Ancak, son Danimarkalı kralı Edward the Confessor’ın İngiltere’deki ölümü, Anglosakson hanedanlığının son temsilcisi olarak, ülkeyi yeniden birleştirdi. Ancak onun 1066'daki ölümü, Anglosakson dönemin sona ermesine neden olan Norman Fethi'ni doğurmuştur.
Sonuç
Anglosakson krallıklarının birleşim süreci karmaşık ve uzun bir süreç olmuş, yüzyılları kapsayan bir mücadele olmuştur. Bu süreç, farklı krallıklar arasında güç mücadelesi, Vikingler ve Danimarkalılara karşı dış tehditlere direniş, ayrıca politik reformlar ve askeri zaferleri içermiştir. Bu süreçte anahtar figürler, hem kendi krallıklarının bağımsızlığını korumayı başaran hem de birleşik bir İngiliz devletinin temellerini atan Büyük Alfred ve Ethelstan gibi yöneticilerdir.

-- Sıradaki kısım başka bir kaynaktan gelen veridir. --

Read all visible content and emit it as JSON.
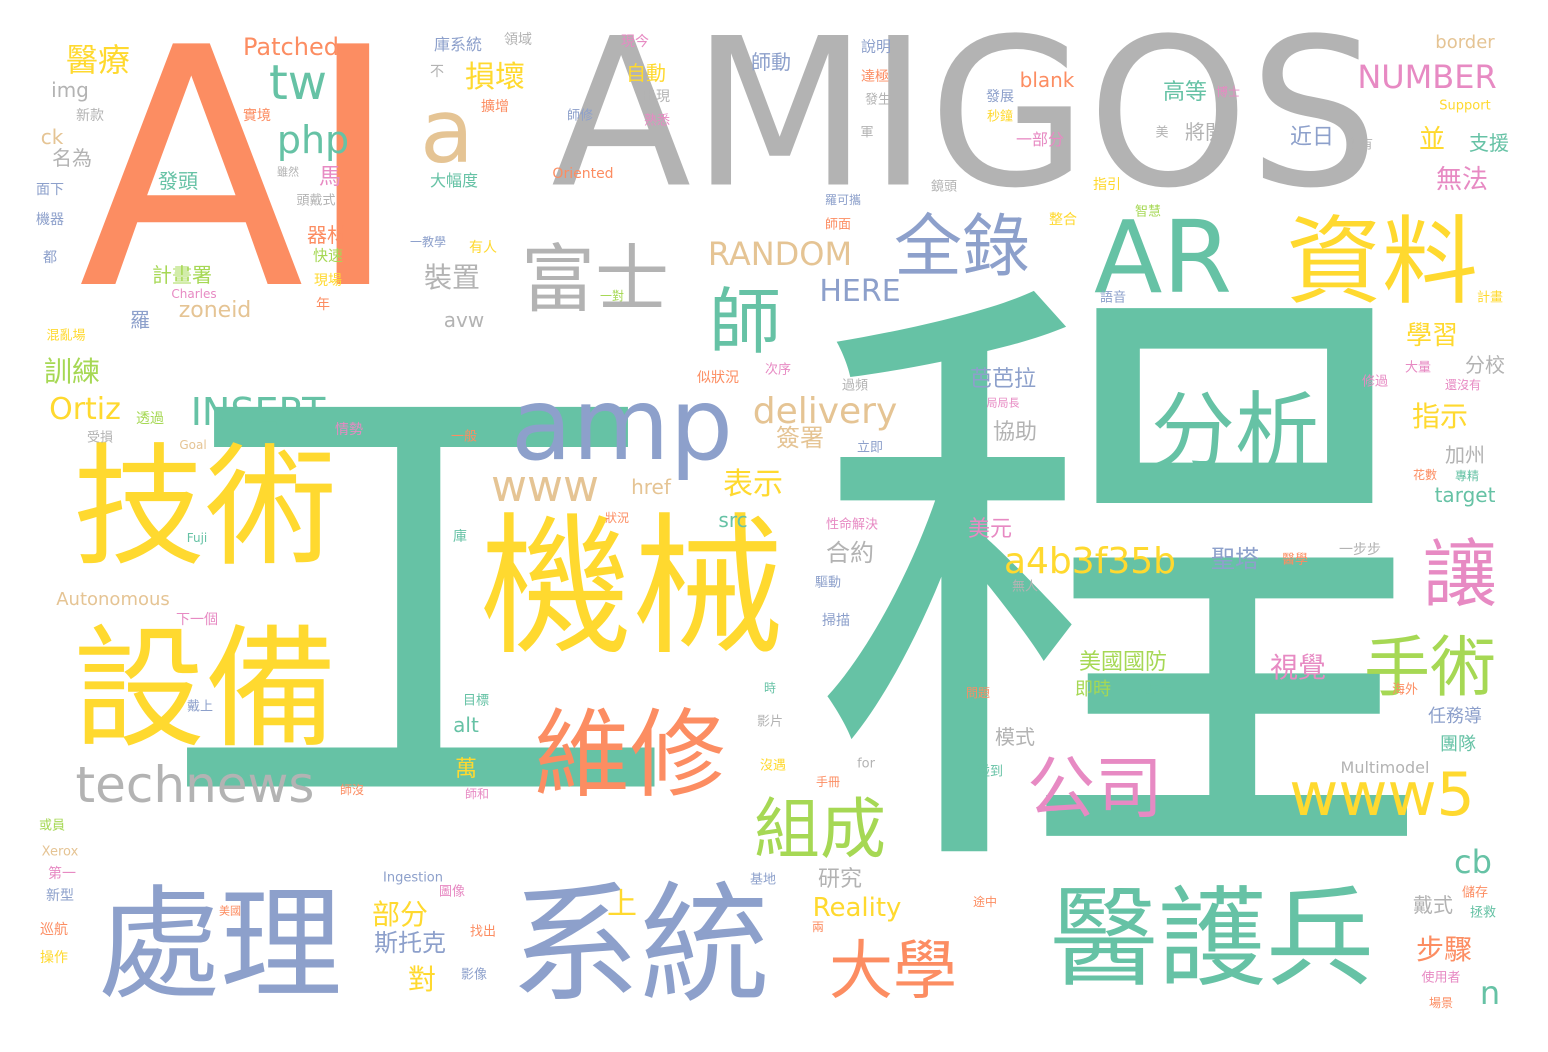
{
  "palette": {
    "teal": "#66c2a5",
    "orange": "#fc8d62",
    "blue": "#8da0cb",
    "pink": "#e78ac3",
    "green": "#a6d854",
    "yellow": "#ffd92f",
    "tan": "#e5c494",
    "gray": "#b3b3b3"
  },
  "words": [
    {
      "text": "工",
      "color": "teal"
    },
    {
      "text": "程",
      "color": "teal"
    },
    {
      "text": "AI",
      "color": "orange"
    },
    {
      "text": "AMIGOS",
      "color": "gray"
    },
    {
      "text": "機械",
      "color": "yellow"
    },
    {
      "text": "技術",
      "color": "yellow"
    },
    {
      "text": "設備",
      "color": "yellow"
    },
    {
      "text": "系統",
      "color": "blue"
    },
    {
      "text": "處理",
      "color": "blue"
    },
    {
      "text": "醫護兵",
      "color": "teal"
    },
    {
      "text": "資料",
      "color": "yellow"
    },
    {
      "text": "AR",
      "color": "teal"
    },
    {
      "text": "amp",
      "color": "blue"
    },
    {
      "text": "維修",
      "color": "orange"
    },
    {
      "text": "分析",
      "color": "teal"
    },
    {
      "text": "a",
      "color": "tan"
    },
    {
      "text": "富士",
      "color": "gray"
    },
    {
      "text": "全錄",
      "color": "blue"
    },
    {
      "text": "師",
      "color": "teal"
    },
    {
      "text": "讓",
      "color": "pink"
    },
    {
      "text": "手術",
      "color": "green"
    },
    {
      "text": "公司",
      "color": "pink"
    },
    {
      "text": "www5",
      "color": "yellow"
    },
    {
      "text": "組成",
      "color": "green"
    },
    {
      "text": "大學",
      "color": "orange"
    },
    {
      "text": "technews",
      "color": "gray"
    },
    {
      "text": "tw",
      "color": "teal"
    },
    {
      "text": "php",
      "color": "teal"
    },
    {
      "text": "www",
      "color": "tan"
    },
    {
      "text": "INSERT",
      "color": "teal"
    },
    {
      "text": "delivery",
      "color": "tan"
    },
    {
      "text": "a4b3f35b",
      "color": "yellow"
    },
    {
      "text": "NUMBER",
      "color": "pink"
    },
    {
      "text": "RANDOM",
      "color": "tan"
    },
    {
      "text": "HERE",
      "color": "blue"
    },
    {
      "text": "Ortiz",
      "color": "yellow"
    },
    {
      "text": "醫療",
      "color": "yellow"
    },
    {
      "text": "損壞",
      "color": "yellow"
    },
    {
      "text": "Patched",
      "color": "orange"
    },
    {
      "text": "表示",
      "color": "yellow"
    },
    {
      "text": "裝置",
      "color": "gray"
    },
    {
      "text": "訓練",
      "color": "green"
    },
    {
      "text": "視覺",
      "color": "pink"
    },
    {
      "text": "美國國防",
      "color": "green"
    },
    {
      "text": "cb",
      "color": "teal"
    },
    {
      "text": "n",
      "color": "teal"
    },
    {
      "text": "步驟",
      "color": "orange"
    },
    {
      "text": "斯托克",
      "color": "blue"
    },
    {
      "text": "部分",
      "color": "yellow"
    },
    {
      "text": "上",
      "color": "yellow"
    },
    {
      "text": "對",
      "color": "yellow"
    },
    {
      "text": "Reality",
      "color": "yellow"
    },
    {
      "text": "研究",
      "color": "gray"
    },
    {
      "text": "合約",
      "color": "gray"
    },
    {
      "text": "簽署",
      "color": "tan"
    },
    {
      "text": "聖塔",
      "color": "blue"
    },
    {
      "text": "美元",
      "color": "pink"
    },
    {
      "text": "芭芭拉",
      "color": "blue"
    },
    {
      "text": "協助",
      "color": "gray"
    },
    {
      "text": "指示",
      "color": "yellow"
    },
    {
      "text": "學習",
      "color": "yellow"
    },
    {
      "text": "無法",
      "color": "pink"
    },
    {
      "text": "並",
      "color": "yellow"
    },
    {
      "text": "支援",
      "color": "teal"
    },
    {
      "text": "近日",
      "color": "blue"
    },
    {
      "text": "將開",
      "color": "gray"
    },
    {
      "text": "高等",
      "color": "teal"
    },
    {
      "text": "分校",
      "color": "gray"
    },
    {
      "text": "加州",
      "color": "gray"
    },
    {
      "text": "target",
      "color": "teal"
    },
    {
      "text": "戴式",
      "color": "gray"
    },
    {
      "text": "任務導",
      "color": "blue"
    },
    {
      "text": "團隊",
      "color": "teal"
    },
    {
      "text": "模式",
      "color": "gray"
    },
    {
      "text": "即時",
      "color": "green"
    },
    {
      "text": "Multimodel",
      "color": "gray"
    },
    {
      "text": "zoneid",
      "color": "tan"
    },
    {
      "text": "avw",
      "color": "gray"
    },
    {
      "text": "href",
      "color": "tan"
    },
    {
      "text": "src",
      "color": "teal"
    },
    {
      "text": "alt",
      "color": "teal"
    },
    {
      "text": "萬",
      "color": "yellow"
    },
    {
      "text": "img",
      "color": "gray"
    },
    {
      "text": "ck",
      "color": "tan"
    },
    {
      "text": "名為",
      "color": "gray"
    },
    {
      "text": "發頭",
      "color": "teal"
    },
    {
      "text": "自動",
      "color": "yellow"
    },
    {
      "text": "馬",
      "color": "pink"
    },
    {
      "text": "器材",
      "color": "orange"
    },
    {
      "text": "計畫署",
      "color": "green"
    },
    {
      "text": "羅",
      "color": "blue"
    },
    {
      "text": "師動",
      "color": "blue"
    },
    {
      "text": "border",
      "color": "tan"
    },
    {
      "text": "blank",
      "color": "orange"
    },
    {
      "text": "Autonomous",
      "color": "tan"
    },
    {
      "text": "Oriented",
      "color": "orange"
    },
    {
      "text": "Support",
      "color": "yellow"
    },
    {
      "text": "Charles",
      "color": "pink"
    },
    {
      "text": "Goal",
      "color": "tan"
    },
    {
      "text": "Fuji",
      "color": "teal"
    },
    {
      "text": "Xerox",
      "color": "tan"
    },
    {
      "text": "Ingestion",
      "color": "blue"
    },
    {
      "text": "for",
      "color": "gray"
    },
    {
      "text": "大幅度",
      "color": "teal"
    },
    {
      "text": "庫系統",
      "color": "blue"
    },
    {
      "text": "領域",
      "color": "gray"
    },
    {
      "text": "現今",
      "color": "pink"
    },
    {
      "text": "說明",
      "color": "blue"
    },
    {
      "text": "出現",
      "color": "gray"
    },
    {
      "text": "達極",
      "color": "orange"
    },
    {
      "text": "發展",
      "color": "blue"
    },
    {
      "text": "秒鐘",
      "color": "yellow"
    },
    {
      "text": "一部分",
      "color": "pink"
    },
    {
      "text": "實境",
      "color": "orange"
    },
    {
      "text": "新款",
      "color": "gray"
    },
    {
      "text": "面下",
      "color": "blue"
    },
    {
      "text": "機器",
      "color": "blue"
    },
    {
      "text": "都",
      "color": "blue"
    },
    {
      "text": "快速",
      "color": "green"
    },
    {
      "text": "現場",
      "color": "yellow"
    },
    {
      "text": "年",
      "color": "orange"
    },
    {
      "text": "混亂場",
      "color": "yellow"
    },
    {
      "text": "頭戴式",
      "color": "gray"
    },
    {
      "text": "有人",
      "color": "yellow"
    },
    {
      "text": "一教學",
      "color": "blue"
    },
    {
      "text": "一對",
      "color": "green"
    },
    {
      "text": "指引",
      "color": "yellow"
    },
    {
      "text": "整合",
      "color": "yellow"
    },
    {
      "text": "智慧",
      "color": "green"
    },
    {
      "text": "語音",
      "color": "blue"
    },
    {
      "text": "計畫",
      "color": "yellow"
    },
    {
      "text": "大量",
      "color": "pink"
    },
    {
      "text": "還沒有",
      "color": "pink"
    },
    {
      "text": "修過",
      "color": "pink"
    },
    {
      "text": "專精",
      "color": "teal"
    },
    {
      "text": "花數",
      "color": "orange"
    },
    {
      "text": "似狀況",
      "color": "orange"
    },
    {
      "text": "次序",
      "color": "pink"
    },
    {
      "text": "過頻",
      "color": "gray"
    },
    {
      "text": "情勢",
      "color": "pink"
    },
    {
      "text": "透過",
      "color": "green"
    },
    {
      "text": "受損",
      "color": "gray"
    },
    {
      "text": "一般",
      "color": "orange"
    },
    {
      "text": "立即",
      "color": "blue"
    },
    {
      "text": "狀況",
      "color": "orange"
    },
    {
      "text": "性命解決",
      "color": "pink"
    },
    {
      "text": "一步步",
      "color": "gray"
    },
    {
      "text": "醫學",
      "color": "orange"
    },
    {
      "text": "驅動",
      "color": "blue"
    },
    {
      "text": "掃描",
      "color": "blue"
    },
    {
      "text": "無人",
      "color": "gray"
    },
    {
      "text": "下一個",
      "color": "pink"
    },
    {
      "text": "戴上",
      "color": "blue"
    },
    {
      "text": "目標",
      "color": "teal"
    },
    {
      "text": "時",
      "color": "teal"
    },
    {
      "text": "影片",
      "color": "gray"
    },
    {
      "text": "重裝備",
      "color": "teal"
    },
    {
      "text": "問題",
      "color": "orange"
    },
    {
      "text": "海外",
      "color": "orange"
    },
    {
      "text": "手冊",
      "color": "orange"
    },
    {
      "text": "沒遇",
      "color": "yellow"
    },
    {
      "text": "碰到",
      "color": "teal"
    },
    {
      "text": "師沒",
      "color": "orange"
    },
    {
      "text": "師和",
      "color": "pink"
    },
    {
      "text": "或員",
      "color": "green"
    },
    {
      "text": "第一",
      "color": "pink"
    },
    {
      "text": "新型",
      "color": "blue"
    },
    {
      "text": "巡航",
      "color": "orange"
    },
    {
      "text": "操作",
      "color": "yellow"
    },
    {
      "text": "美國",
      "color": "orange"
    },
    {
      "text": "圖像",
      "color": "pink"
    },
    {
      "text": "找出",
      "color": "orange"
    },
    {
      "text": "影像",
      "color": "blue"
    },
    {
      "text": "基地",
      "color": "blue"
    },
    {
      "text": "兩",
      "color": "orange"
    },
    {
      "text": "途中",
      "color": "orange"
    },
    {
      "text": "儲存",
      "color": "orange"
    },
    {
      "text": "拯救",
      "color": "teal"
    },
    {
      "text": "使用者",
      "color": "pink"
    },
    {
      "text": "場景",
      "color": "orange"
    },
    {
      "text": "庫",
      "color": "teal"
    },
    {
      "text": "擴增",
      "color": "orange"
    },
    {
      "text": "師修",
      "color": "blue"
    },
    {
      "text": "熟悉",
      "color": "pink"
    },
    {
      "text": "發生",
      "color": "gray"
    },
    {
      "text": "軍",
      "color": "gray"
    },
    {
      "text": "鏡頭",
      "color": "gray"
    },
    {
      "text": "羅可攜",
      "color": "blue"
    },
    {
      "text": "師面",
      "color": "orange"
    },
    {
      "text": "所有",
      "color": "gray"
    },
    {
      "text": "美",
      "color": "gray"
    },
    {
      "text": "博士",
      "color": "pink"
    },
    {
      "text": "不",
      "color": "gray"
    },
    {
      "text": "局局長",
      "color": "pink"
    },
    {
      "text": "雖然",
      "color": "gray"
    }
  ]
}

Geçici Danimarka fethi olmasına rağmen, Anglosakson krallıkları 11. yüzyıla gelindiğinde halihazırda birbirini tamamlayan bir devlet yapısı oluşturmaktaydı. Bu birleşim, İngiltere tarihindeki önemli bir aşama olmuş ve Orta Çağ ile Yeni Çağ’daki ülkenin gelişimi için zemin hazırlamıştır.